C’est l’hiver

C’est l’hiver. Mais le soleil est magnifique. Je rencontre Roland Sora dans un jardin public proche de l’université. Il avait envie de faire quelques pas à l’extérieur. J’ai une grosse veste de laine sur un pantalon de ski. Il porte une vieille canadienne qui va très bien avec sa pipe. Sur notre droite, des arbres nus. Mais à gauche, une ligne de troènes d’un vert tenace. Des enfants jouent sur des toboggans, des balançoires.

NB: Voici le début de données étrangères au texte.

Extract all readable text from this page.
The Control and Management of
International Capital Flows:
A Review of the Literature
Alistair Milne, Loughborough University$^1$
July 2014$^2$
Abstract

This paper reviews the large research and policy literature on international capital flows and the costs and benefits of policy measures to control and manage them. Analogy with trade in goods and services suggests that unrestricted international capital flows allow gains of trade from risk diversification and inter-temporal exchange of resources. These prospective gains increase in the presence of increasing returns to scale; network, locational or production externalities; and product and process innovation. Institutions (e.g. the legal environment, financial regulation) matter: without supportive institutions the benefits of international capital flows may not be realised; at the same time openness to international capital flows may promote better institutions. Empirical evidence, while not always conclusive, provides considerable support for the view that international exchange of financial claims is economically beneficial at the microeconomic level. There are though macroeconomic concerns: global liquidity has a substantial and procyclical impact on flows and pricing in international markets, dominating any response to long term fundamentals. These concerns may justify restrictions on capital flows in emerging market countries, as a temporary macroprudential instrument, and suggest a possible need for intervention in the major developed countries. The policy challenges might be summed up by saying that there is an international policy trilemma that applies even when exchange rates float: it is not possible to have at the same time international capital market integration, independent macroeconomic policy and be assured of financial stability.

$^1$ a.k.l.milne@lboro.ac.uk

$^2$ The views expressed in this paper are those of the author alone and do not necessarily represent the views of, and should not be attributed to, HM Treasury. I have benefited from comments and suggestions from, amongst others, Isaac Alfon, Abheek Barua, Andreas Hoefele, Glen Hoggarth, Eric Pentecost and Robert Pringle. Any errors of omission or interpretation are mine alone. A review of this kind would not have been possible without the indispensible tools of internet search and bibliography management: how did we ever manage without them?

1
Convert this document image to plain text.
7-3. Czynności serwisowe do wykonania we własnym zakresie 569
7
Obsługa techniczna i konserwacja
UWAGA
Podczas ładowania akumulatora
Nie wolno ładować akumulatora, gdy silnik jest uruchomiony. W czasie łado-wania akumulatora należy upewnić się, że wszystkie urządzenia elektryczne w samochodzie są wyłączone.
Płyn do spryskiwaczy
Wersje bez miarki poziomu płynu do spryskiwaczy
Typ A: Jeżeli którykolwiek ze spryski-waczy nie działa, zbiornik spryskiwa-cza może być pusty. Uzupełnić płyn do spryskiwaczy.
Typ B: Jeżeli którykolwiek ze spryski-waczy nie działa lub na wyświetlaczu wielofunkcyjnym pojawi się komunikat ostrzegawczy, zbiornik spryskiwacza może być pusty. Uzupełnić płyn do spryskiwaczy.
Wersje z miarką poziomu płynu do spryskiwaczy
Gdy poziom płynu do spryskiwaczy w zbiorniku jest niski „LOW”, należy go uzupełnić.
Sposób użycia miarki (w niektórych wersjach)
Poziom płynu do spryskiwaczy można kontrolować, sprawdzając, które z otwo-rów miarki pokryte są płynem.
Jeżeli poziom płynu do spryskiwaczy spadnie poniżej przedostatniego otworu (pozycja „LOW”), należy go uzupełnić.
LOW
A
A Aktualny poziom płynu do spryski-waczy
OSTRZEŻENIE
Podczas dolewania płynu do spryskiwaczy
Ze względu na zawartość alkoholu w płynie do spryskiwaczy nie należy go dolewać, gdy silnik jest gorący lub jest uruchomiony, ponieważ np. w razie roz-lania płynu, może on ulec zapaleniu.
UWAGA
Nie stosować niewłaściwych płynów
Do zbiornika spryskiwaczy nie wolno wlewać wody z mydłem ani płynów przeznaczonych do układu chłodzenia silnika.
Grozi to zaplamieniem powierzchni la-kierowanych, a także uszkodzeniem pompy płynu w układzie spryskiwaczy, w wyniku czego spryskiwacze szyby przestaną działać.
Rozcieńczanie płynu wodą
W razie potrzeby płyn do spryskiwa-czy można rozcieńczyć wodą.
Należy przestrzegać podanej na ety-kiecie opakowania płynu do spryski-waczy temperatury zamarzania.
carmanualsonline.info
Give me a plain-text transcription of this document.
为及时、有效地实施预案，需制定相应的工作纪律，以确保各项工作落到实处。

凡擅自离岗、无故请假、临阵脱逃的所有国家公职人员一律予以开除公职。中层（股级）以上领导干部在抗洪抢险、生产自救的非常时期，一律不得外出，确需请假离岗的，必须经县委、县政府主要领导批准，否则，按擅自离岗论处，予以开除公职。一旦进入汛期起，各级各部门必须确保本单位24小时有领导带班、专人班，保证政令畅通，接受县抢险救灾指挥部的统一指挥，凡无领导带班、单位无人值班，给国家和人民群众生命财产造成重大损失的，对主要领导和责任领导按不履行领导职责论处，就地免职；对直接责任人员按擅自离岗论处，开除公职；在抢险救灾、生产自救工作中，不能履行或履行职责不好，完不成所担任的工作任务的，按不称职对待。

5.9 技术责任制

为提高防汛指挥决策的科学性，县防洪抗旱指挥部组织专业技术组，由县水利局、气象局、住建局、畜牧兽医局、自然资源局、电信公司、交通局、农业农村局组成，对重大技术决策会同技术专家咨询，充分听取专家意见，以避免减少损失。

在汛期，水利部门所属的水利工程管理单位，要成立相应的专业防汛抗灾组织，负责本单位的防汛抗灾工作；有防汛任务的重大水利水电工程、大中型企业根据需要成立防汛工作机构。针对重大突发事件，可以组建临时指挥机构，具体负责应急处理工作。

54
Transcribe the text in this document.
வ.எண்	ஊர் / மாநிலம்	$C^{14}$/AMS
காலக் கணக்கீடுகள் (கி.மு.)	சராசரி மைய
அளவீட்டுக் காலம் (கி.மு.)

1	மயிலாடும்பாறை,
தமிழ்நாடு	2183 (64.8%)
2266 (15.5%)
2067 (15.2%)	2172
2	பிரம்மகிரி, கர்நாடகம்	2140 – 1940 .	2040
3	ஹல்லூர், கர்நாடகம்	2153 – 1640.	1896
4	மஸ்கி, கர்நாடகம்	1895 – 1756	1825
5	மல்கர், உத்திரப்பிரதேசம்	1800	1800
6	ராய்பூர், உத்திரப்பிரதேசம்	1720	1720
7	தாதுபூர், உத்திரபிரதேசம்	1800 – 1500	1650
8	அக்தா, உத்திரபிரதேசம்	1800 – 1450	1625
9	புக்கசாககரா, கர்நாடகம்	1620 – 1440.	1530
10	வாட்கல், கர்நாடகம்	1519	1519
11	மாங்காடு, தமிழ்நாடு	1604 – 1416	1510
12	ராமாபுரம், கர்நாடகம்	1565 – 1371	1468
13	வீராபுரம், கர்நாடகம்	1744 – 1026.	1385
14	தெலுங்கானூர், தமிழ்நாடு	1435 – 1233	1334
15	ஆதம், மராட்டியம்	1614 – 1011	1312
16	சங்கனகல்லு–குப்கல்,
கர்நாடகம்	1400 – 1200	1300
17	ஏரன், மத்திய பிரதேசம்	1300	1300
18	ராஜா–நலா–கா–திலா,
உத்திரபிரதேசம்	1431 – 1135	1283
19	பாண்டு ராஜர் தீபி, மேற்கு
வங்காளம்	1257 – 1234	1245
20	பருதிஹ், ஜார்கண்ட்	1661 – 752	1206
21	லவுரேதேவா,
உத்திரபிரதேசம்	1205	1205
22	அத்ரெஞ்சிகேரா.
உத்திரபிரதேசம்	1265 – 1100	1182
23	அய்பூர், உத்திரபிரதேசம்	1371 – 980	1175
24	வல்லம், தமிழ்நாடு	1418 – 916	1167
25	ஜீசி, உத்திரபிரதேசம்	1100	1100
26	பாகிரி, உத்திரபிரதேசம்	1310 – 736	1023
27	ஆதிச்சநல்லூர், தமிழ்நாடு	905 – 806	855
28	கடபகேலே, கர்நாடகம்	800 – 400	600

Je parle de mon P.-D.G. Je dis en particulier que j’ai l’intention de lui lire du Claude Simon, pour parfaire sa formation au meilleur niveau, pour qu’il puisse vraiment avoir, dans ses dîners d’affaires, la meilleure contenance intellectuelle. Le « vieux maître » me demande si, cette fois, je ne suis pas devenue complètement folle. Il me prend le bras avec l’attitude un peu condescendante qu’on a pour les gens qu’il faut ménager, éviter de brusquer. Je lui laisse entendre que je suis très déterminée dans mon intention, que, prenant conscience de ma mission de lectrice et de ce qu’elle peut avoir désormais de décisif dans certains cas, je ne veux pas travailler dans la médiocrité, mais dans l’excellence. Autant viser au plus haut. Il ne réagit pas, m’amène devant un toboggan où une toute petite fille, qui s’apprête à se laisser couler le long de la glissière, rabat ses jupes à notre approche. Il la regarde en souriant, semble rêver. Je reprends mon propos : Oui, je commencerai par quelques pages de La Route des Flandres… ou peut-être des Géorgiques… Sans quitter la petite fille des yeux, il me dit, comme s’il parlait dans le vide : Je reconnais bien là mon irremplaçable Marie-Constance et sa brillante culture (quel dommage tout de même, ces études non menées à terme !), mais crois-moi, si tu tiens vraiment à Claude Simon, ce n’est pas par là qu’il faut commencer, surtout avec un P.-D.G., il faut prendre Leçon de choses… comme le titre l’indique, il y a là matière à leçon et il est question de réalités simples, de choses… on ne peut rêver mieux pour un débutant.

Bien entendu, je perçois l’ironie tout à fait condescendante, mais aussi un peu amère, des derniers mots. Je rétorque : Mais, ce n’est pas un débutant, il a de la culture, de la personnalité, de la finesse, de l’autorité, un très beau physique en outre, il a lu énormément de choses, il veut se recycler, c’est tout, car maintenant sa très grande activité ne lui laisse plus le temps de la lecture. Très bien, dit Roland Sora, parfait ! Et il compte sur toi pour cela ? Je dis : Eh oui, sur moi. Il a pris mon annonce au sérieux, mon métier au sérieux !

Le maître m’entraîne vers un banc inoccupé au fond du jardin. Si nous nous asseyions un moment au soleil ? dit-il. Je lui réponds que c’est une bonne idée, mais que tout de même il commence à faire assez froid et que nous ne pourrons pas rester très longtemps. À peine sommes-nous assis, qu’une vieille femme vient prendre place sur le même banc, tout à fait à l’extrémité. Elle tient à la main une marguerite qu’elle a cueillie je me demande bien où. On pourrait croire qu’elle vient écouter ce que nous disons. Roland en a l’air agacé. Il se penche à mon oreille, je sens son souffle léger et chaud sur mon lobe et il murmure : Alors, si je comprends bien, ça va, ça marche ? Je réponds, tout à fait stupide : Ça va, quoi ? Il se penche un peu plus, comme s’il voulait vraiment qu’on ne puisse pas entendre : Ça va, avec ce nouveau client… pour le mieux… au plus haut niveau ? Comme j’ai l’impression qu’il se paye ma tête, je réplique : Ce n’est pas un client, c’est déjà un ami, un homme très distingué d’ailleurs. La vieille dame ne prête pas la moindre attention à ce que nous disons. Elle a élevé la marguerite à hauteur de sa bouche et commence à l’effeuiller, consciencieusement. Moi aussi, je suis consciencieuse.